P2PInfect: an extremely dangerous worm has started up in cloud environments

[CarderPlanet]

The P2PInfect botnet, first discovered by Unit 42 specialists in July 2023, has significantly increased its activity since the end of August and is still running on the network today.

In just the week from September 12 to September 19, 2023, botnet activity increased 600-fold, as reported by researchers from Cado Security, with most of the breaches affecting systems in China, the United States, Germany, Singapore, Hong Kong, the United Kingdom and Japan.

Malware distributed via peer-to-peer disrupts Redis by exploiting a remote code execution vulnerability on Windows and Linux systems connected to the Internet.

According to Cado experts, the activity of P2PInfect is associated with the fact that malware has become more adapted and stable, which makes it possible to increase the distribution landscape.

The latest samples contain a number of additions and improvements, including new features of the cron-based persistence mechanism, using an SSH key to overwrite any authorized SSH keys on the compromised endpoint, and changing the password for any other users on the system if the malware has root access.

Despite the fact that the recently discovered P2PInfect variants tried to install the miner, in fact, no crypto mining activity was observed, but together this may indicate that malware operators continue to experiment with the last stage of the attack.

Given the botnet's current size, active distribution, self-updating features, and rapid expansion over the past month, P2PInfect is a significant threat to consider.

 

[Brother]

Cado Security specialists have discovered a new version of the P2PInfect worm, which previously attacked Redis servers. New variants of P2Pinfect are focused on infecting devices with 32-bit MIPS processors, i.e. routers and IoT devices.

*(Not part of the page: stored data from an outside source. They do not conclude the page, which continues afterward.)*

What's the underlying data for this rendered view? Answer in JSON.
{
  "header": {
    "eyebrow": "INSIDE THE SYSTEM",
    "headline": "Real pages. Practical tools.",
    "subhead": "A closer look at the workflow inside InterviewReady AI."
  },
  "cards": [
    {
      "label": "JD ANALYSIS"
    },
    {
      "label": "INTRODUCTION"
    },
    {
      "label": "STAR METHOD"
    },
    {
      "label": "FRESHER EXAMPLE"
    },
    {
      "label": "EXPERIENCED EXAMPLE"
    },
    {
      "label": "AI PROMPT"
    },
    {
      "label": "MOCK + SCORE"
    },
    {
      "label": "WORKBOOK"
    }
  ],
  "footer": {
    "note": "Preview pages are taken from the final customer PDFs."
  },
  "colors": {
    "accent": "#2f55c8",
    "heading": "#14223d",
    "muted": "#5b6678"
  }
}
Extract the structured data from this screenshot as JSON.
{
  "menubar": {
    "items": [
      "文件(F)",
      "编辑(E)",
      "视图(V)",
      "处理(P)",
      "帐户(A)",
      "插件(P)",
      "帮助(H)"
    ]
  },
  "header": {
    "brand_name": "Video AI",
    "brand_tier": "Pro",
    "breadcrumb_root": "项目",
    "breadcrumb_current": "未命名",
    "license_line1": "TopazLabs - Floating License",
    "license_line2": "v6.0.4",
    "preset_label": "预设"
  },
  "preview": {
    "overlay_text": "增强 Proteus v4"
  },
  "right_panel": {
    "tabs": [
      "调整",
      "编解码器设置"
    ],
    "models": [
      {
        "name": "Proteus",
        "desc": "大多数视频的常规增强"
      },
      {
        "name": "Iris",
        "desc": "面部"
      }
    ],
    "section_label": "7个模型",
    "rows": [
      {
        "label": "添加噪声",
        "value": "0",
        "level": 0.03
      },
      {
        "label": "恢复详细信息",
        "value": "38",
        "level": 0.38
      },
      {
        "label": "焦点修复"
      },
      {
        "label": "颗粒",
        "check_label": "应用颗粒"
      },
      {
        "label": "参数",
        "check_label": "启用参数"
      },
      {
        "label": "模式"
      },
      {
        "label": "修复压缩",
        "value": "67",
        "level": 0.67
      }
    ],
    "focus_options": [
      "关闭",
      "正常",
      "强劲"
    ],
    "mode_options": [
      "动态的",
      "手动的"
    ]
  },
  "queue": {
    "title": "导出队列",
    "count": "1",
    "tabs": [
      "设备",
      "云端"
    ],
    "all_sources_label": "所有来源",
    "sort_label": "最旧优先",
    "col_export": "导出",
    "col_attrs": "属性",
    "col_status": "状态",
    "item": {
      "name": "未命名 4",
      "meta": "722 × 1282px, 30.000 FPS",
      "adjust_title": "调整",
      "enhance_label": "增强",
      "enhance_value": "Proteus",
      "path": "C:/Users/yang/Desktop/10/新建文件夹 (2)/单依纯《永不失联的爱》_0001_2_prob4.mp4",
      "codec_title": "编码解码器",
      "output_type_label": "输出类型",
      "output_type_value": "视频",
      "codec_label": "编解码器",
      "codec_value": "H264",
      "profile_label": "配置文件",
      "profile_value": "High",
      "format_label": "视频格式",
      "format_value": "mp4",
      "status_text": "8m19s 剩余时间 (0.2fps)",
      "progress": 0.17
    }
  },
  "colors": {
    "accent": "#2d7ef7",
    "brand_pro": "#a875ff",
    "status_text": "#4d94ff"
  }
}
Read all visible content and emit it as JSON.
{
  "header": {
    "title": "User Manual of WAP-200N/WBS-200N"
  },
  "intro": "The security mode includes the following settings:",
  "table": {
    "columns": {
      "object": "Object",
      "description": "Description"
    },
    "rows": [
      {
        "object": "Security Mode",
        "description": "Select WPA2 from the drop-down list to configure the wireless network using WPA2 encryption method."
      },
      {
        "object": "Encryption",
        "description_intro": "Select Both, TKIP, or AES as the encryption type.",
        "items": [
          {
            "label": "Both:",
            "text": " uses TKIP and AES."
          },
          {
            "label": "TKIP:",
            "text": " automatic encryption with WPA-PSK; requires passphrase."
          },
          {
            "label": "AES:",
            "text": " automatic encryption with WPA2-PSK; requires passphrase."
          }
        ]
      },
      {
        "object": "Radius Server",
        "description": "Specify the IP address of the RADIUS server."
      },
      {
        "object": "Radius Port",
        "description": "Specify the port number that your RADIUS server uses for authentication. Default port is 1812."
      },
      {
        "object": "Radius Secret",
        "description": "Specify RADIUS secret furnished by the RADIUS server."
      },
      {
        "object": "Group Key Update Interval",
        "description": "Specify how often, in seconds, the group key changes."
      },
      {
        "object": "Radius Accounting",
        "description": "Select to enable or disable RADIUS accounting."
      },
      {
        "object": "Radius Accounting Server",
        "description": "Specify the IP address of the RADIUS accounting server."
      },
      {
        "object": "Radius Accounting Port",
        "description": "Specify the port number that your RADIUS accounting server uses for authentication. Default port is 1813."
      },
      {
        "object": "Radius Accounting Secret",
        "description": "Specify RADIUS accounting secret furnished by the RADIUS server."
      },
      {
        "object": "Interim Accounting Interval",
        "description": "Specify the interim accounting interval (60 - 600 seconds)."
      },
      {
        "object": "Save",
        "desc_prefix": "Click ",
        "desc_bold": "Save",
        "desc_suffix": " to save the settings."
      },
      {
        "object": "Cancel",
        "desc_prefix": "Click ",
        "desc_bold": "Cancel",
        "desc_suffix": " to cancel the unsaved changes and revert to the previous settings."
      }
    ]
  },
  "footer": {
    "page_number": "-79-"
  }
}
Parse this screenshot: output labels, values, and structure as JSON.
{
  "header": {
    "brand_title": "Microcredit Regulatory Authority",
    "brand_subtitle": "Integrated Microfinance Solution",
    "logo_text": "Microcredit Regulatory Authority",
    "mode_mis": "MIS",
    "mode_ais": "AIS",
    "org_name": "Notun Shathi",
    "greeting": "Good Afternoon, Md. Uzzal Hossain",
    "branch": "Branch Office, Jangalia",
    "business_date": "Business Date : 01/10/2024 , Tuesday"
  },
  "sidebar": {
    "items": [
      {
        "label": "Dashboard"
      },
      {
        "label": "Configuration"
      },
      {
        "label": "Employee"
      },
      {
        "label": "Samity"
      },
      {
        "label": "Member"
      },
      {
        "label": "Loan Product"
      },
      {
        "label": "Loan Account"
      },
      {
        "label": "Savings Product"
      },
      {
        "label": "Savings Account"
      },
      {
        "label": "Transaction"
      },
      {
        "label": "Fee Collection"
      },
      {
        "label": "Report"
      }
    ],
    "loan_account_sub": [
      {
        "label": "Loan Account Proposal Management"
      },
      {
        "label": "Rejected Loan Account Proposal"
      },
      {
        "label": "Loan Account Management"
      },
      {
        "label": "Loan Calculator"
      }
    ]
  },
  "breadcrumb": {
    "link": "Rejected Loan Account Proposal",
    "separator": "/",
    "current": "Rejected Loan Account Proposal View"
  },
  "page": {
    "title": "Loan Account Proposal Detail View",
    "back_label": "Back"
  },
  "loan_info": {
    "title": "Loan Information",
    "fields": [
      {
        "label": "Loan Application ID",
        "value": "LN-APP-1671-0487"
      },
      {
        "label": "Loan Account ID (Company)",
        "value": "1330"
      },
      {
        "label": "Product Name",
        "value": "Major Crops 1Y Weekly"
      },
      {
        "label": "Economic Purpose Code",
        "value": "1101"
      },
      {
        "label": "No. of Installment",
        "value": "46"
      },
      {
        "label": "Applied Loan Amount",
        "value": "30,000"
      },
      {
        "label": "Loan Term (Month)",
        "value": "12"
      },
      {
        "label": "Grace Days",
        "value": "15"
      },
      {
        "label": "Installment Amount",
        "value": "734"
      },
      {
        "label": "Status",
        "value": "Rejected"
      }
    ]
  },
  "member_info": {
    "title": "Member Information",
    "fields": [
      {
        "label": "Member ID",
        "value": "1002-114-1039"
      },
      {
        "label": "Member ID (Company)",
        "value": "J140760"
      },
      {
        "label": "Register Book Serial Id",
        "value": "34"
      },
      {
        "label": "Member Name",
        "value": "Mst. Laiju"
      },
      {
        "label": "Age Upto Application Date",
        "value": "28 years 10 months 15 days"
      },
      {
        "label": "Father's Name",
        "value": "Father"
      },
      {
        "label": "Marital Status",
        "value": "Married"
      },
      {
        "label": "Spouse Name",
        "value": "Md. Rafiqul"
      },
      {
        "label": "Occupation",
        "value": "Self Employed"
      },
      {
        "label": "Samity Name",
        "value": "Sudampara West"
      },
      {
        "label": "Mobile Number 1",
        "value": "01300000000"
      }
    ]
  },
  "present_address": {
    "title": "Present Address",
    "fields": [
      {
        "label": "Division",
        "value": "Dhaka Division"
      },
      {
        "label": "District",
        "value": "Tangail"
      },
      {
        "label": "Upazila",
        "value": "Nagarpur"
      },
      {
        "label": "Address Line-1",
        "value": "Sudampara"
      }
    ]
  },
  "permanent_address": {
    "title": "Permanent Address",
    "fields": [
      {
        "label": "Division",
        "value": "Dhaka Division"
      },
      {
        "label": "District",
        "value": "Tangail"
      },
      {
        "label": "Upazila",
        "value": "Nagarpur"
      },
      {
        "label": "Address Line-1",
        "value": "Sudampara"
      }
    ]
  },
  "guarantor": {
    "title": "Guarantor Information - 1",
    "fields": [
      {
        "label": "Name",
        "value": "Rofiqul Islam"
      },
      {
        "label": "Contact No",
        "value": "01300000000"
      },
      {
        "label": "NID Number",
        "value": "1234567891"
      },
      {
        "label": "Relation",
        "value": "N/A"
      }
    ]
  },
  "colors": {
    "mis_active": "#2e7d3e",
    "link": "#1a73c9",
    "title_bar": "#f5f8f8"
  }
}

Recall that for the first time P2PInfect was noticed in the summer of this year by experts from Palo Alto Networks Unit 42. Then it was reported that the malware hacks Redis servers that are vulnerable to the CVE-2022-0543 problem, which allows you to escape from the sandbox, as well as execute arbitrary code.

This vulnerability was discovered and fixed back in February 2022, but hackers continued to use it against unpatched systems, as not everyone installs patches on time.

In the fall of this year, Cado Security researchers, who also monitor the botnet, reported that P2PInfect activity has increased 600 times, and attacks are massively occurring in China, the United States, Germany, Singapore, Hong Kong, the United Kingdom and Japan.

Cado Security analysts continued to monitor the malware and now write about a new version of malware, which significantly expanded the list of targets and improved the malware's ability to evade detection.

So, the latest attacks noticed by the company's hanipots were aimed at finding SSH servers that use weak credentials. When malware detects these, it applies brute force and tries to download the MIPS binary file via SFTP and SCP.

At the same time, the distribution of the MIPS version is not limited to SSH: attempts were also noticed to run the Redis server on MIPS devices via an OpenWRT package called redis-server.

A more detailed analysis of the updated version showed that the new P2Pinfect is a 32-bit ELF binary with a built-in 64-bit DLL library, which acts as a loadable module for Redis, allowing you to execute shell commands on the host.

"It is very likely that by targeting MIPS, P2PInfect developers are trying to infect routers and IoT devices with malware," the analysts report.

It is also noted that the new version of P2Pinfect implements more complex and multifaceted detection evasion mechanisms, which significantly complicate the detection and analysis of malware.

It is noteworthy that experts are still not sure what the ultimate goals of P2Pinfect operators are. It is assumed that with the help of this botnet, hackers can engage in cryptocurrency mining, DDoS attacks, traffic proxying, or data theft.